TRIBECA '07 DISPATCH | Tribeca Fest Thinks Globally With Gore and Climate Crisis in Opening Night Sp

Famously launched in the wake of 9/11 to boost business in Lower Manhattan, six years later the Tribeca Film Festival has clearly turned a corner with its sights set on bigger issues and a larger spotlight. The event has grown considerably in recent years and even ruffled a few feathers along the way among rival events resentful of its swagger. Sensitive to the criticism, festival insiders point to the large industry presence and big crowds the festival draws and they also reiterate that the event will always have Tribeca at its core even as it grows. The shift at the Tribeca Film Festival has become more and more apparent to fest watchers of late. Last year the event opened with an emotional screening of Paul Greengrass‘ “United 93” honoring families of the victims of the September 11th attack, while this year a film and music event aimed at raising awareness about global warming kicked off the festival.

“The festival’s initial goal was to help bring people back to the streets of Lower Manhattan,” Rosenthal said on Wednesday morning, “Now our goal is to help bring people back to their senses.” Reiterating the point, she promised, “conservation through conversation.”

“Film is about culture and filmmakers can be agents of cultural change,” she Rosenthald, kicking off the festival at a press conference alongside former U.S. Vice President Al Gore, New York City Mayor Michael Bloomberg, director Rob Reiner and Kevin Wall, producer of the Live Earth global concert series set for 07/07/07 in various cities worldwide. Along with the concerts, some 60 filmmakers have been commissioned to make short movies to raise awareness about the climate crisis, dubbed “SOS Films.”

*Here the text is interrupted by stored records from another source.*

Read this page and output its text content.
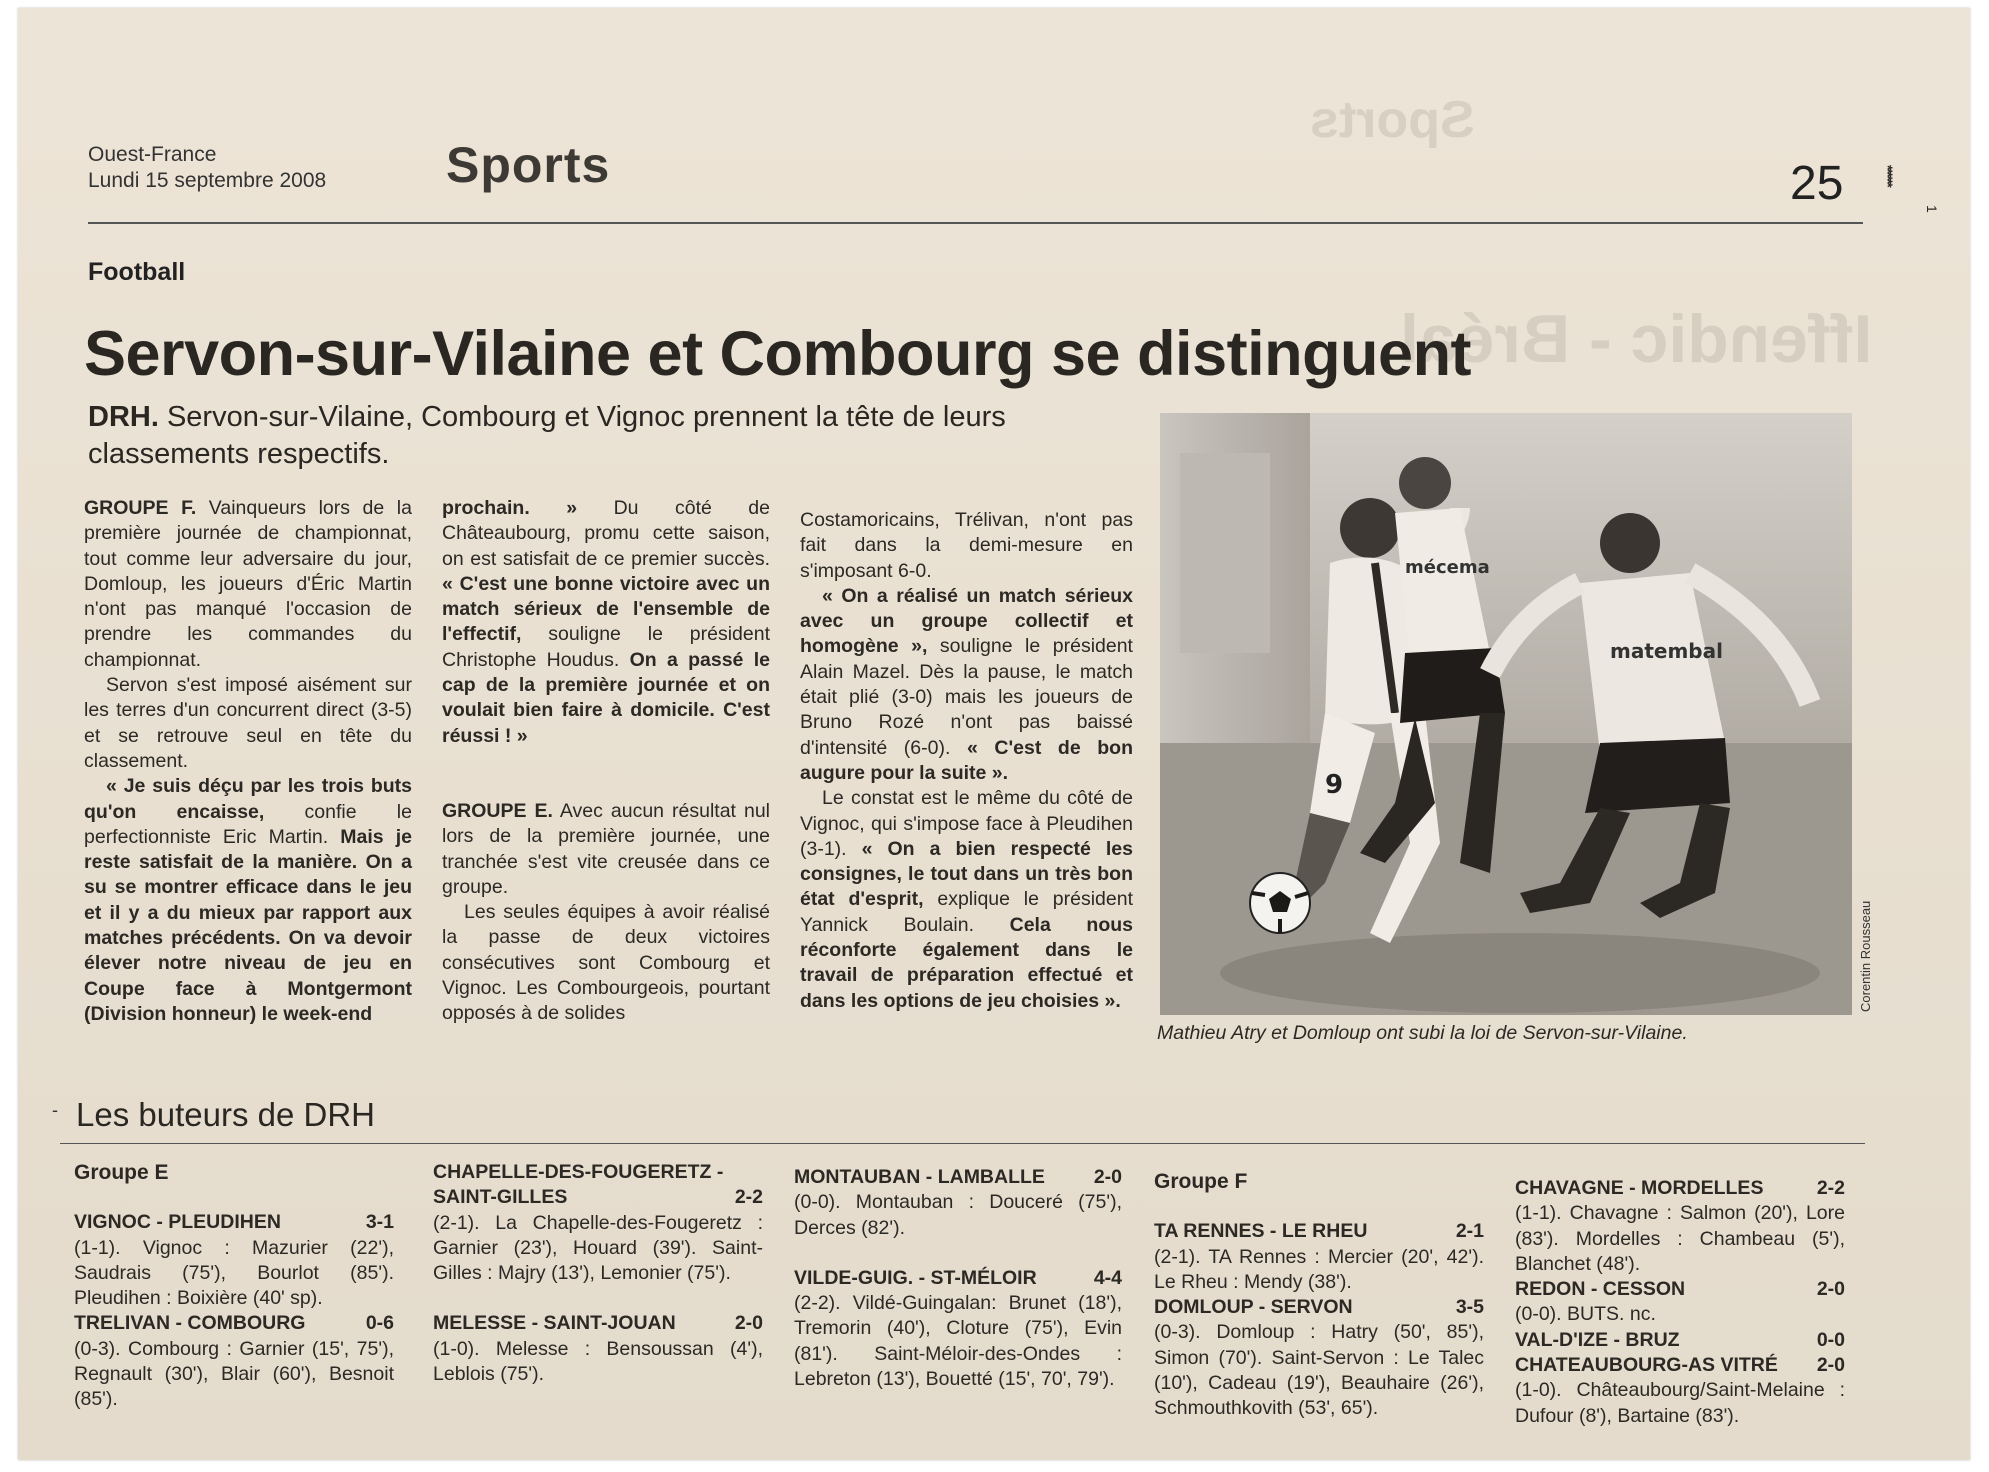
Sports
Iffendic - Bréal
Ouest-France
Lundi 15 septembre 2008 Sports	25	******
1
Football
Servon-sur-Vilaine et Combourg se distinguent
DRH. Servon-sur-Vilaine, Combourg et Vignoc prennent la tête de leurs classements respectifs.

GROUPE F. Vainqueurs lors de la première journée de championnat, tout comme leur adversaire du jour, Domloup, les joueurs d'Éric Martin n'ont pas manqué l'occasion de prendre les commandes du championnat.

Servon s'est imposé aisément sur les terres d'un concurrent direct (3-5) et se retrouve seul en tête du classement.

« Je suis déçu par les trois buts qu'on encaisse, confie le perfectionniste Eric Martin. Mais je reste satisfait de la manière. On a su se montrer efficace dans le jeu et il y a du mieux par rapport aux matches précédents. On va devoir élever notre niveau de jeu en Coupe face à Montgermont (Division honneur) le week-end

prochain. » Du côté de Châteaubourg, promu cette saison, on est satisfait de ce premier succès. « C'est une bonne victoire avec un match sérieux de l'ensemble de l'effectif, souligne le président Christophe Houdus. On a passé le cap de la première journée et on voulait bien faire à domicile. C'est réussi ! »

GROUPE E. Avec aucun résultat nul lors de la première journée, une tranchée s'est vite creusée dans ce groupe.

Les seules équipes à avoir réalisé la passe de deux victoires consécutives sont Combourg et Vignoc. Les Combourgeois, pourtant opposés à de solides

Costamoricains, Trélivan, n'ont pas fait dans la demi-mesure en s'imposant 6-0.

« On a réalisé un match sérieux avec un groupe collectif et homogène », souligne le président Alain Mazel. Dès la pause, le match était plié (3-0) mais les joueurs de Bruno Rozé n'ont pas baissé d'intensité (6-0). « C'est de bon augure pour la suite ».

Le constat est le même du côté de Vignoc, qui s'impose face à Pleudihen (3-1). « On a bien respecté les consignes, le tout dans un très bon état d'esprit, explique le président Yannick Boulain. Cela nous réconforte également dans le travail de préparation effectué et dans les options de jeu choisies ».

9
mécema
matembal
Corentin Rousseau
Mathieu Atry et Domloup ont subi la loi de Servon-sur-Vilaine.
- Les buteurs de DRH
Groupe E
VIGNOC - PLEUDIHEN	3-1
(1-1). Vignoc : Mazurier (22'), Saudrais (75'), Bourlot (85'). Pleudihen : Boixière (40' sp).
TRELIVAN - COMBOURG	0-6
(0-3). Combourg : Garnier (15', 75'), Regnault (30'), Blair (60'), Besnoit (85').
CHAPELLE-DES-FOUGERETZ -
SAINT-GILLES	2-2
(2-1). La Chapelle-des-Fougeretz : Garnier (23'), Houard (39'). Saint-Gilles : Majry (13'), Lemonier (75').
MELESSE - SAINT-JOUAN	2-0
(1-0). Melesse : Bensoussan (4'), Leblois (75').
MONTAUBAN - LAMBALLE	2-0
(0-0). Montauban : Douceré (75'), Derces (82').
VILDE-GUIG. - ST-MÉLOIR	4-4
(2-2). Vildé-Guingalan: Brunet (18'), Tremorin (40'), Cloture (75'), Evin (81'). Saint-Méloir-des-Ondes : Lebreton (13'), Bouetté (15', 70', 79').
Groupe F
TA RENNES - LE RHEU	2-1
(2-1). TA Rennes : Mercier (20', 42'). Le Rheu : Mendy (38').
DOMLOUP - SERVON	3-5
(0-3). Domloup : Hatry (50', 85'), Simon (70'). Saint-Servon : Le Talec (10'), Cadeau (19'), Beauhaire (26'), Schmouthkovith (53', 65').
CHAVAGNE - MORDELLES	2-2
(1-1). Chavagne : Salmon (20'), Lore (83'). Mordelles : Chambeau (5'), Blanchet (48').
REDON - CESSON	2-0
(0-0). BUTS. nc.
VAL-D'IZE - BRUZ	0-0
CHATEAUBOURG-AS VITRÉ 2-0
(1-0). Châteaubourg/Saint-Melaine : Dufour (8'), Bartaine (83').
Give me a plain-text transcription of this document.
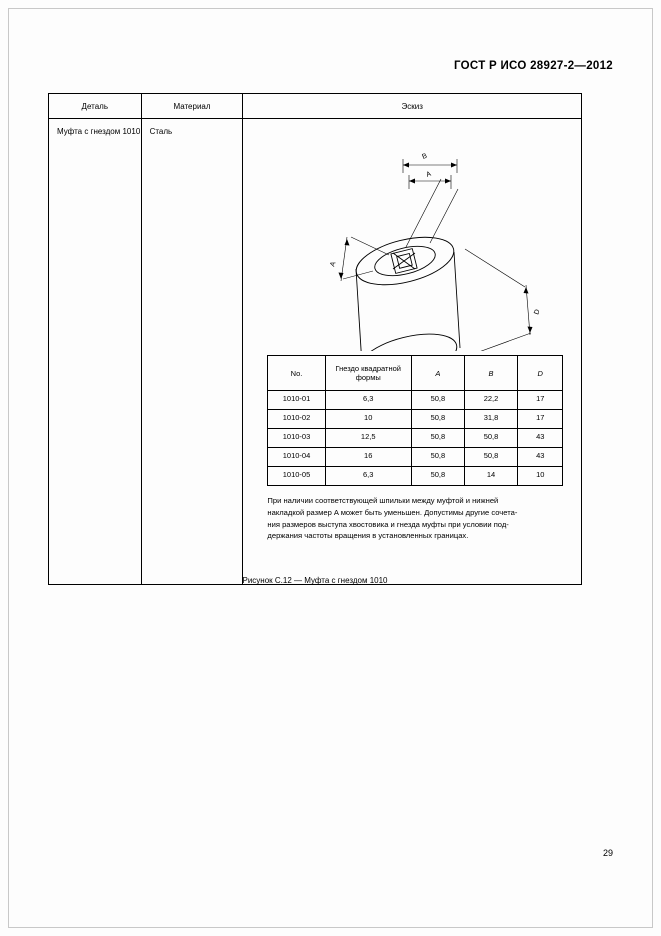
ГОСТ Р ИСО 28927-2—2012
Деталь	Материал	Эскиз
Муфта с гнездом 1010	Сталь	
B
A
A
D
No.	Гнездо квадратной формы	A	B	D
1010-01	6,3	50,8	22,2	17
1010-02	10	50,8	31,8	17
1010-03	12,5	50,8	50,8	43
1010-04	16	50,8	50,8	43
1010-05	6,3	50,8	14	10
При наличии соответствующей шпильки между муфтой и нижней
накладкой размер A может быть уменьшен. Допустимы другие сочета-
ния размеров выступа хвостовика и гнезда муфты при условии под-
держания частоты вращения в установленных границах.
Рисунок С.12 — Муфта с гнездом 1010
29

Nine of the SOS shorts that will screen at the international concert on July 7th were unveield at a film and music event that opened the 2007 Tribeca Film Festival on Wednesday night at the Tribeca Performing Arts Center. Films were screened amidst a mix of celebrity appearances by Robert DeNiro, Martin Scorsese, Jimmy Fallon, and Diego Luna, as well as musical performances by Jon Bon Jovi and the Children of Agape from the festival doc, “We Are Together.”

“For me whats so wonderful about the SOS films is that they can show us everyday gestures that can help change the world,” explained Jane Rosenthal at Wednesday’s press conference.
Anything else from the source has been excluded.